John sospirò contrariato, poi inserì la freccia, andando ad accostare accanto la scuola.
Dopo pochi minuti un folto gruppo di bambini uscì di corsa dalla porta principale, sparpagliandosi nel cortile
antistante.
«John.»
«Sì?»
«Visto che siamo qui mi indichi il figlio della dottoressa?»
John allungò il dito, indicando un piccolo bambino con i capelli rossi.
«E’ quello che cammina a un paio di metri da Rachel, vicino a quella berlina nera che… ehi… Gim ma quella
non è la tua auto?»
Ma finendo la frase John si rese conto che l’agente Letterman era sgusciato fuori dal pick up, diretto verso
Rachel.
John balzò fuori dall’auto, cercando di capire cosa stesse accadendo.
Tutto successe in un attimo.
Letterman aveva già raggiunto Danny, al quale stava mostrando il distintivo.
Rachel cercò di salutare il suo amico poliziotto, ma lui le fece solo un cenno, invitandola poi ad andare dal
suo papà.
Poi prese Danny e lo caricò sulla berlina nera, partendo poi a tutta velocità diretto chissà dove.
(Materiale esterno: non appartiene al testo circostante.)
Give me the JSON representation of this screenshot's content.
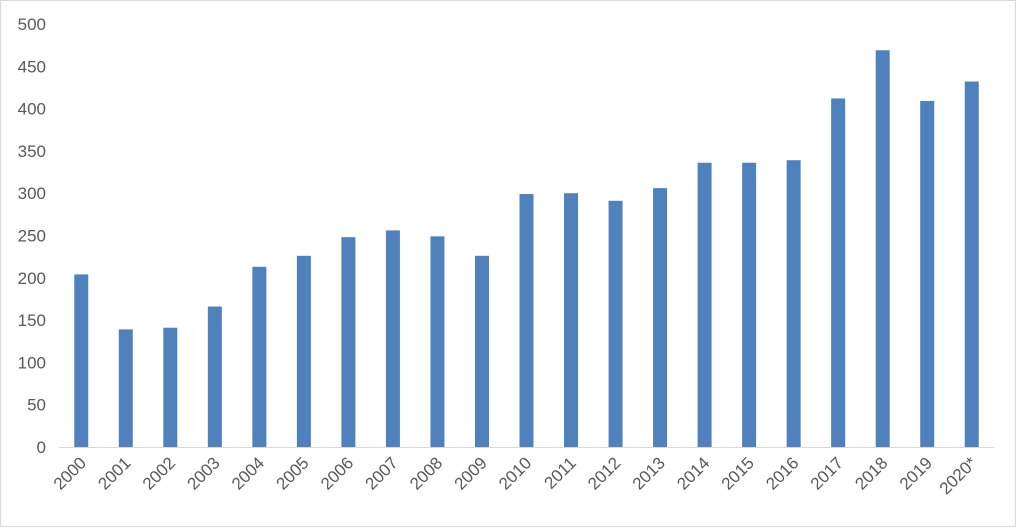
{
  "chart_data": {
    "type": "bar",
    "title": "",
    "xlabel": "",
    "ylabel": "",
    "categories": [
      "2000",
      "2001",
      "2002",
      "2003",
      "2004",
      "2005",
      "2006",
      "2007",
      "2008",
      "2009",
      "2010",
      "2011",
      "2012",
      "2013",
      "2014",
      "2015",
      "2016",
      "2017",
      "2018",
      "2019",
      "2020*"
    ],
    "values": [
      204,
      139,
      141,
      166,
      213,
      226,
      248,
      256,
      249,
      226,
      299,
      300,
      291,
      306,
      336,
      336,
      339,
      412,
      469,
      409,
      432
    ],
    "ylim": [
      0,
      500
    ],
    "yticks": [
      "0",
      "50",
      "100",
      "150",
      "200",
      "250",
      "300",
      "350",
      "400",
      "450",
      "500"
    ],
    "grid": false,
    "legend": "none",
    "bar_color": "#4f81bd",
    "axis_color": "#d9d9d9",
    "text_color": "#595959"
  }
}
John recuperò Rachel, mentre scorse in lontananza l’auto della Enniston avvicinarsi a gran velocità.
«Merda.» disse nervoso. Meglio non farsi beccare con le mani nella marmellata.
Rachel non capì cosa stesse accadendo, sentì solamente che il suo papà la trascinava di corsa verso l’auto,
continuando ad osservare l’orizzonte, con sguardo terrorizzato.
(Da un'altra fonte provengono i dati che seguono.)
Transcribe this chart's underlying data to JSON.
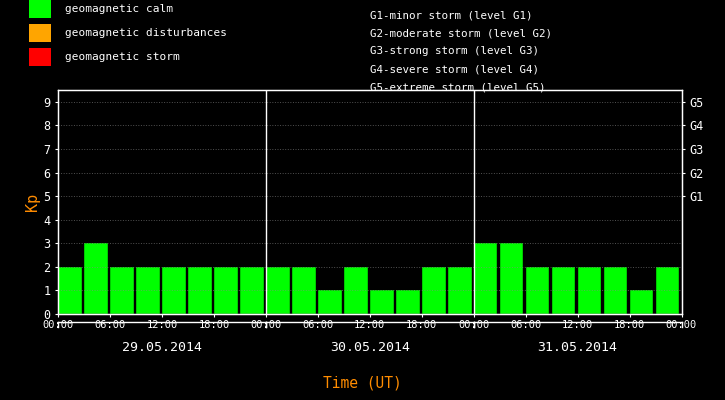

«Forza amore, corri, corri.» continuava a ripetere cliccando nervosamente sulla chiave elettronica il tasto di
apertura dell’auto.
La Enniston era ormai di fronte la scuola, ma ancora non sapeva cos’era accaduto.
John accese l’auto, mise la prima e partì di fretta, ma senza farsi notare, poi si concentrò sullo specchietto
retrovisore, dove intravide la dottoressa sbracciare inveendo contro qualcuno.
John sentì un tonfo al cuore.
Bisognava mettere in salvo la famiglia, e subito.
L’ira di Emily Enniston si stava per abbattere su di loro con una tremenda violenza.
Ansia.
Terrore.
Il tachimetro si spinse oltre le centotrenta miglia orarie, ed il cuore di John oltre i centotrenta battiti al minuto.